Musk feels ‘super bad’ about economy, has to cut 10% of Tesla jobs

Tesla CEO Elon Musk has a “super bad feeling” about the economy and should cut about 10% of the electric car maker jobs, he said in an email to executives seen by Reuters.

The message, sent Thursday and titled “pause all hiring worldwide,” came two days after the billionaire told staff to return to the workplace or leave, and adds to a growing chorus of warnings from company leaders about the risks. of a recession.

Tesla employed nearly 100,000 people at the company and its subsidiaries at the end of 2021, according to its annual SEC filing.

The company was not immediately available for comment.

Tesla shares fell nearly 3% in US pre-market trading Friday and Frankfurt-listed shares fell 3.6% after the Reuters report. US Nasdaq futures NQcv1 turned negative and were down 0.6%.

Musk has warned of the risk of a recession in recent weeks, but his email ordering a layoff and cuts was the most direct and high-profile message of its kind from the head of an automaker.

So far, demand for Tesla cars and other electric vehicles has remained strong, and many of the traditional downturn indicators — including increasing dealer inventories and incentives in the United States — have failed to materialize.

But Tesla has struggled to restart production at its Shanghai factory after COVID-19 lockdowns caused costly plant outages.

“Musk’s bad feeling is shared by many people,” said Carsten Brzeski, head of macroeconomic research at the Dutch bank ING. “But we’re not talking about a global recession. Towards the end of the year we expect a cooling of the global economy. The US will cool down, while China and Europe will not recover.”

Musk’s bleak outlook mirrors recent comments from executives, including Jamie Dimon, the CEO of JPMorgan Chase & Co, JPM.N and John Waldron, president of Goldman Sachs.

A “hurricane is right there on the road heading our way,” Dimon said this week.

Inflation in the United States is hovering at its highest point in 40 years and has led to a rise in the cost of living for Americans, as the Federal Reserve faces the difficult task of dampening demand enough to curb inflation without a cause a recession.
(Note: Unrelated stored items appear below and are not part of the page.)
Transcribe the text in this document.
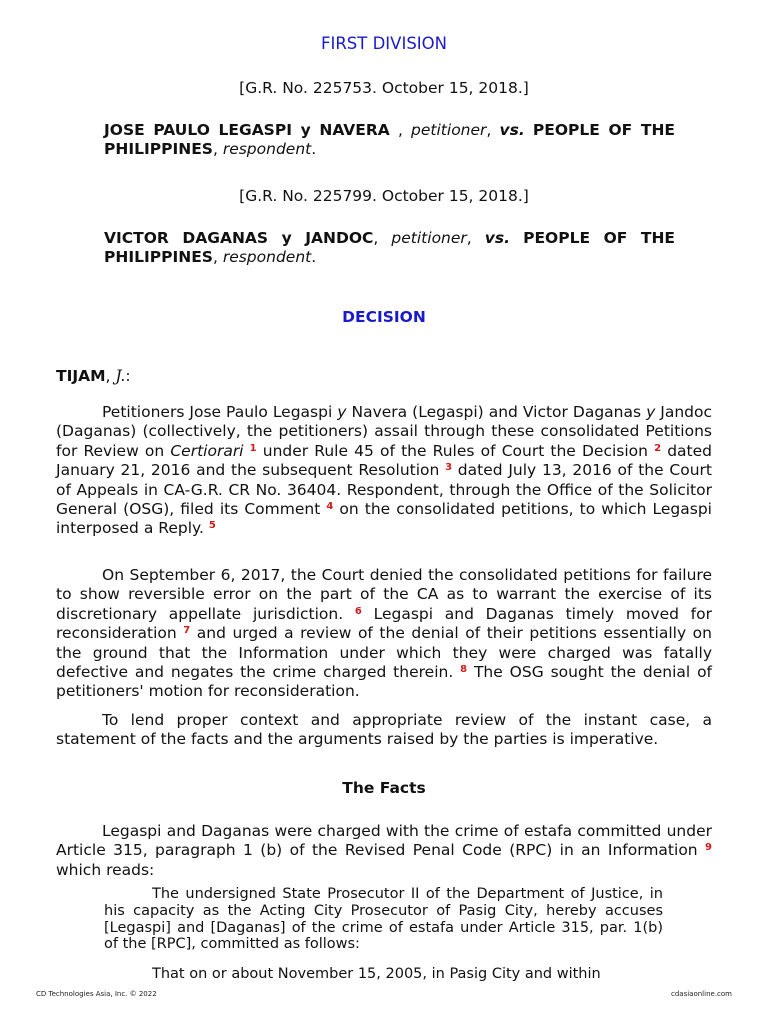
FIRST DIVISION
[G.R. No. 225753. October 15, 2018.]
JOSE PAULO LEGASPI y NAVERA , petitioner, vs. PEOPLE OF THE PHILIPPINES, respondent.
[G.R. No. 225799. October 15, 2018.]
VICTOR DAGANAS y JANDOC, petitioner, vs. PEOPLE OF THE PHILIPPINES, respondent.
DECISION
TIJAM, J.:

Petitioners Jose Paulo Legaspi y Navera (Legaspi) and Victor Daganas y Jandoc (Daganas) (collectively, the petitioners) assail through these consolidated Petitions for Review on Certiorari $^1$ under Rule 45 of the Rules of Court the Decision $^2$ dated January 21, 2016 and the subsequent Resolution $^3$ dated July 13, 2016 of the Court of Appeals in CA-G.R. CR No. 36404. Respondent, through the Office of the Solicitor General (OSG), filed its Comment $^4$ on the consolidated petitions, to which Legaspi interposed a Reply. $^5$

On September 6, 2017, the Court denied the consolidated petitions for failure to show reversible error on the part of the CA as to warrant the exercise of its discretionary appellate jurisdiction. $^6$ Legaspi and Daganas timely moved for reconsideration $^7$ and urged a review of the denial of their petitions essentially on the ground that the Information under which they were charged was fatally defective and negates the crime charged therein. $^8$ The OSG sought the denial of petitioners' motion for reconsideration.

To lend proper context and appropriate review of the instant case, a statement of the facts and the arguments raised by the parties is imperative.

The Facts

Legaspi and Daganas were charged with the crime of estafa committed under Article 315, paragraph 1 (b) of the Revised Penal Code (RPC) in an Information $^9$ which reads:

The undersigned State Prosecutor II of the Department of Justice, in his capacity as the Acting City Prosecutor of Pasig City, hereby accuses [Legaspi] and [Daganas] of the crime of estafa under Article 315, par. 1(b) of the [RPC], committed as follows:

That on or about November 15, 2005, in Pasig City and within

CD Technologies Asia, Inc. © 2022	cdasiaonline.com
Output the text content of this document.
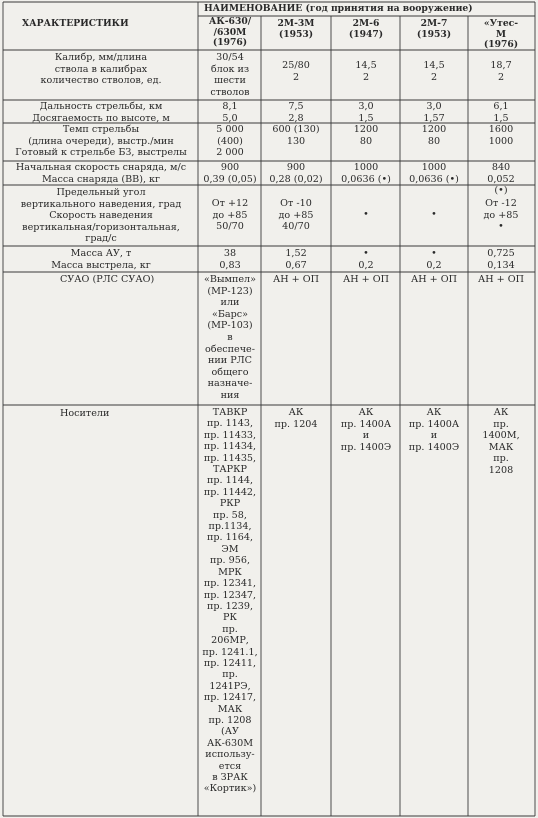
ХАРАКТЕРИСТИКИ
НАИМЕНОВАНИЕ (год принятия на вооружение)
АК-630/
/630М
(1976)
2М-3М
(1953)
2М-6
(1947)
2М-7
(1953)
«Утес-М
(1976)
Калибр, мм/длина
ствола в калибрах
количество стволов, ед.
Дальность стрельбы, км
Досягаемость по высоте, м
Темп стрельбы
(длина очереди), выстр./мин
Готовый к стрельбе БЗ, выстрелы
Начальная скорость снаряда, м/с
Масса снаряда (ВВ), кг
Предельный угол
вертикального наведения, град
Скорость наведения
вертикальная/горизонтальная,
град/с
Масса АУ, т
Масса выстрела, кг
СУАО (РЛС СУАО)
Носители
30/54
блок из
шести
стволов
25/80
2
14,5
2
14,5
2
18,7
2
8,1
5,0
7,5
2,8
3,0
1,5
3,0
1,57
6,1
1,5
5 000
(400)
2 000
600 (130)
130
1200
80
1200
80
1600
1000
900
0,39 (0,05)
900
0,28 (0,02)
1000
0,0636 (•)
1000
0,0636 (•)
840
0,052 (•)
От +12
до +85
50/70
От -10
до +85
40/70
•	•
От -12
до +85
•
38
0,83
1,52
0,67
•
0,2
•
0,2
0,725
0,134
«Вымпел»
(МР-123)
или
«Барс»
(МР-103)
в
обеспече-
нии РЛС
общего
назначе-
ния
АН + ОП АН + ОП АН + ОП АН + ОП
ТАВКР
пр. 1143,
пр. 11433,
пр. 11434,
пр. 11435,
ТАРКР
пр. 1144,
пр. 11442,
РКР
пр. 58,
пр.1134,
пр. 1164,
ЭМ
пр. 956,
МРК
пр. 12341,
пр. 12347,
пр. 1239,
РК
пр.
206МР,
пр. 1241.1,
пр. 12411,
пр.
1241РЭ,
пр. 12417,
МАК
пр. 1208
(АУ
АК-630М
использу-
ется
в ЗРАК
«Кортик»)
АК
пр. 1204
АК
пр. 1400А
и
пр. 1400Э
АК
пр. 1400А
и
пр. 1400Э
АК
пр.
1400М,
МАК
пр. 1208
Musk, the richest man in the world according to Forbes, did not elaborate on the reasons for his “super bad feeling” about the economic outlook in the short email from Reuters.

A number of analysts have recently lowered price targets for Tesla and predict slower deliveries due to Chinese lockdowns and lost production at the Shanghai factory, a hub that supplies electric vehicles to China and for export.

China accounted for just over a third of Tesla’s global deliveries in 2021, according to the company’s disclosures and data on sales there.

Wedbush Securities analyst Daniel Ives said in a tweet that it appeared Musk and Tesla were “trying to get ahead of slower delivery times this year and preserve margins in anticipation of an economic slowdown.”

‘Pause all hires’

Before Musk’s warning, Tesla had about 5,000 job openings on LinkedIn, from sales in Tokyo and engineers in its new Berlin gigafactory to deep learning scientists in Palo Alto. It had scheduled an online recruitment event for Shanghai on June 9 on its WeChat channel.

Musk’s demand for staff to return to the office has already faced backlash in Germany.

“Everyone at Tesla is required to spend at least 40 hours a week in the office,” Musk wrote in his email on Tuesday. “If you don’t show up, we’ll assume you’ve resigned.”

Musk has repeatedly pointed to the risk of a recession in recent comments.

At a remote conference in Miami Beach in mid-May, Musk said, “I think we’re probably in a recession and that recession is going to get worse.” He added: “It will probably be hard to, I don’t know, a year, maybe 12 to 18 months, is usually the amount of time it takes for a correction to take place.”

In late May, when a Twitter user asked if the economy was approaching recession, Musk said, “Yeah, but this is actually a good thing. Money has been raining on fools for too long. There must be a few bankruptcies.’

Musk also had a Twitter spat on Thursday with Australian tech billionaire and Atlassian Plc TEAM.O co-founder Scott Farquhar, who ridiculed the back-to-office directive as “like something out of the 1950s.”

Musk tweeted: “Recessions serve a vital economic cleansing function,” in response to a tweet from Farquhar encouraging Tesla employees to look at his remote work positions.

Jason Stomel, founder of tech talent agency Cadre, said of the return-to-work directive: “I think it’s possible that this is just a covert layoff, meaning they may be able to get rid of people with attrition, or without actually having to do it. have resigned.’

“(Musk) knows there’s a percentage of employees who just don’t come back,” which he says would be cheaper because no layoffs would be necessary.